Les écarts de coûts salariaux se sont creusés, passant d’un rapport de 1 à 3 au moment de l’entrée de l’Espagne, du Portugal et de la Grèce, à un rapport de 1 à 10 après l’arrivée des pays d’Europe centrale et orientale. Des disparités qui ont fait exploser le recours au travail détaché, dès lors accusé de favoriser le dumping social. « On n’a pas suffisamment pris en compte à l’époque à quel point cela allait devenir difficile à gérer à cause des différences de niveaux de vie, estime la députée européenne.
Même les plus favorables à la libre circulation ont fini par admettre que cela pouvait être un problème. » Les pays d’Europe centrale et orientale auraient-ils été intégrés trop tôt et trop vite ? « Ceux qui étaient de l’autre côté du rideau de fer n’ont pas trouvé que c’était trop rapide !, remarque Sylvie Goulard. Aujourd’hui, nous observons un effet de rattrapage sur le plan de la croissance et du niveau de vie dans des pays comme la Pologne, les pays baltes ou la République tchèque. Pour que le marché intérieur européen reste dynamique, nous avons besoin d’une certaine dose d’émulation et d’ouverture. »

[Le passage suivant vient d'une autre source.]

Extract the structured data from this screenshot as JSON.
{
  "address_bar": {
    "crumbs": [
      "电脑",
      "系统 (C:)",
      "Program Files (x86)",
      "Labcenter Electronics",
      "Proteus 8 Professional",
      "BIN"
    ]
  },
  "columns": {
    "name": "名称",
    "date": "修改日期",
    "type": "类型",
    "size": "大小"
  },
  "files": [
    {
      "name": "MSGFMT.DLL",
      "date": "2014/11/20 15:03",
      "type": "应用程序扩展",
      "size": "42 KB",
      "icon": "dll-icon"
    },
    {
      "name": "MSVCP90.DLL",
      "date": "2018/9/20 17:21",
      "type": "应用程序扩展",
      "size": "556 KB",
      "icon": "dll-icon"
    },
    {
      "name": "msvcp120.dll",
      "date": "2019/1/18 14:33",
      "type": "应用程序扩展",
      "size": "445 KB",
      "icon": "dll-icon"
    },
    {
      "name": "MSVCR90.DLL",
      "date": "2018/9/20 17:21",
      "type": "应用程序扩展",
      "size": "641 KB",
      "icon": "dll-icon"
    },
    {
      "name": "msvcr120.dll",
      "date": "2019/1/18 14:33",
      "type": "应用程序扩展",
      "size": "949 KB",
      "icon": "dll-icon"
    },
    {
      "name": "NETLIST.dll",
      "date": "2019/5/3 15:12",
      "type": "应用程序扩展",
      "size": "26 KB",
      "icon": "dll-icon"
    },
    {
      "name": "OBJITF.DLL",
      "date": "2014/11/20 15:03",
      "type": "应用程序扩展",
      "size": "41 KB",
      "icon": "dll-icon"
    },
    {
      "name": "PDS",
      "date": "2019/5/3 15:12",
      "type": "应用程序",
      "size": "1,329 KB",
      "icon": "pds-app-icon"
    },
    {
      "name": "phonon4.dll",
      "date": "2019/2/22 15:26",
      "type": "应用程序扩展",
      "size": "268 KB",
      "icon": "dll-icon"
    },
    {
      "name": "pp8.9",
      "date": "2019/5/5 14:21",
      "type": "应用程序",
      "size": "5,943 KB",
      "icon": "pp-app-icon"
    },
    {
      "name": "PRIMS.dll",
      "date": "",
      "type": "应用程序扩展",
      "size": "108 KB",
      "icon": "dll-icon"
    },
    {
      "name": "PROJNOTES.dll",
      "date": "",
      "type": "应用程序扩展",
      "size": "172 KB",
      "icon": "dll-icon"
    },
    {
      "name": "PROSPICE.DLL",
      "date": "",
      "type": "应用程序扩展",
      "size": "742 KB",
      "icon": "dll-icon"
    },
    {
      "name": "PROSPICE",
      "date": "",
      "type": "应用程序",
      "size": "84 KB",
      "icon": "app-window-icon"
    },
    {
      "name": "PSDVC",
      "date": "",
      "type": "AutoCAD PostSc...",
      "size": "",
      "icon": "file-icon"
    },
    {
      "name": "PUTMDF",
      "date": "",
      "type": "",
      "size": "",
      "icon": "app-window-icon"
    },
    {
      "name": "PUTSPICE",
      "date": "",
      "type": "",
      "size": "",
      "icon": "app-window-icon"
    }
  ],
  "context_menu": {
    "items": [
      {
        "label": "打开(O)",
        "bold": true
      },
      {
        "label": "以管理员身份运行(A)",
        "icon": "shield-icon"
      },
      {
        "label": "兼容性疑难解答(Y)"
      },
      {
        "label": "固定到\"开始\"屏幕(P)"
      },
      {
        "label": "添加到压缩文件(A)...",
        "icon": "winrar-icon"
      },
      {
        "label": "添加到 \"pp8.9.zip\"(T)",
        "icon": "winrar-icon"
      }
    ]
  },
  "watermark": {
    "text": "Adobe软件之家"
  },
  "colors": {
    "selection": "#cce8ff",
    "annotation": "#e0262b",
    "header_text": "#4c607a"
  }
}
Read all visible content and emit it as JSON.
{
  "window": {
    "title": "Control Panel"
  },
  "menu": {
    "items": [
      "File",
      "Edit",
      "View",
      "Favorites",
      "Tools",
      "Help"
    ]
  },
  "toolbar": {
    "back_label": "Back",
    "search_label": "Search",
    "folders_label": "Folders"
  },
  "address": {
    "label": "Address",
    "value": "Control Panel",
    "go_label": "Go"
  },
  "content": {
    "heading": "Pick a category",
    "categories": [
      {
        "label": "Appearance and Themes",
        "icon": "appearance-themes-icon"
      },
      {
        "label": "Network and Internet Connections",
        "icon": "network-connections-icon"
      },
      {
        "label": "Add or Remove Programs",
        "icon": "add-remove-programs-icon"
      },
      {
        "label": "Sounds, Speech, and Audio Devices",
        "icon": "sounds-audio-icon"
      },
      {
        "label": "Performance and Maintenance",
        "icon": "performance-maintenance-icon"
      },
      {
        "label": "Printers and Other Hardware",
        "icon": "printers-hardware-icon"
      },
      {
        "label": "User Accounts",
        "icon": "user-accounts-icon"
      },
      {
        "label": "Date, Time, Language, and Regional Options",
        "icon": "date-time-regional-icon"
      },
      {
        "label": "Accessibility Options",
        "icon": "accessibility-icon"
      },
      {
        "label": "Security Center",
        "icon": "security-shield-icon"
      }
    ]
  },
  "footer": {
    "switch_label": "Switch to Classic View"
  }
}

Bien plus que le détachement lui-même, c’est le contournement de la législation européenne qui crée du dumping social !
Par ailleurs, comme l’explique Marie-Hélène Anselme, responsable du projet Euro-détachement à l’Institut national du travail, de l’emploi et de la formation professionnelle, « le détachement est un phénomène à double face. Quand une entreprise française délivre une prestation à l’étranger, cela lui permet de se développer, cela améliore l’économie et enrichit les parcours des travailleurs ».
La France accueille 230 000 travailleurs détachés déclarés – moins d’1 % de la population active – mais elle compte aussi parmi les principaux pays émetteurs. Près de 120 000 Français travaillent dans un autre pays européen en bénéficiant de ce statut. « Or, en France, le détachement a mauvaise presse car on l’assimile de façon systématique à la fraude et au travail illégal. Cela ne fait qu’alimenter un sentiment antieuropéen croissant sur fond de xénophobie », regrette Marie-Hélène Anselme.
En fait, bien plus que le détachement lui-même, c’est le contournement de la législation européenne qui crée du dumping social. Selon le rapport publié en 2015 par le sénateur Éric Bocquet (PCF), près de 300 000 travailleurs seraient détachés illégalement en France.
La Cour des comptes évalue à 380 millions d’euros le manque à gagner que représentent pour l’État les cotisations sociales non perçues.
Dans le domaine de la fraude au détachement, l’imagination des employeurs est sans limites : absence de déclaration de détachement, heures supplémentaires non payées, frais d’hébergement et de transport déduits du salaire.
La fraude, et c’est nouveau, s’organise à grande échelle. Des sous-traitants en cascade, des entreprises « boîte aux lettres », domiciliées à Malte ou à Chypre, développent un business de la fraude qui pose un défi de taille aux corps de contrôle des États. Et dont la solution passe par une meilleure coopération au sein de l’Union européenne.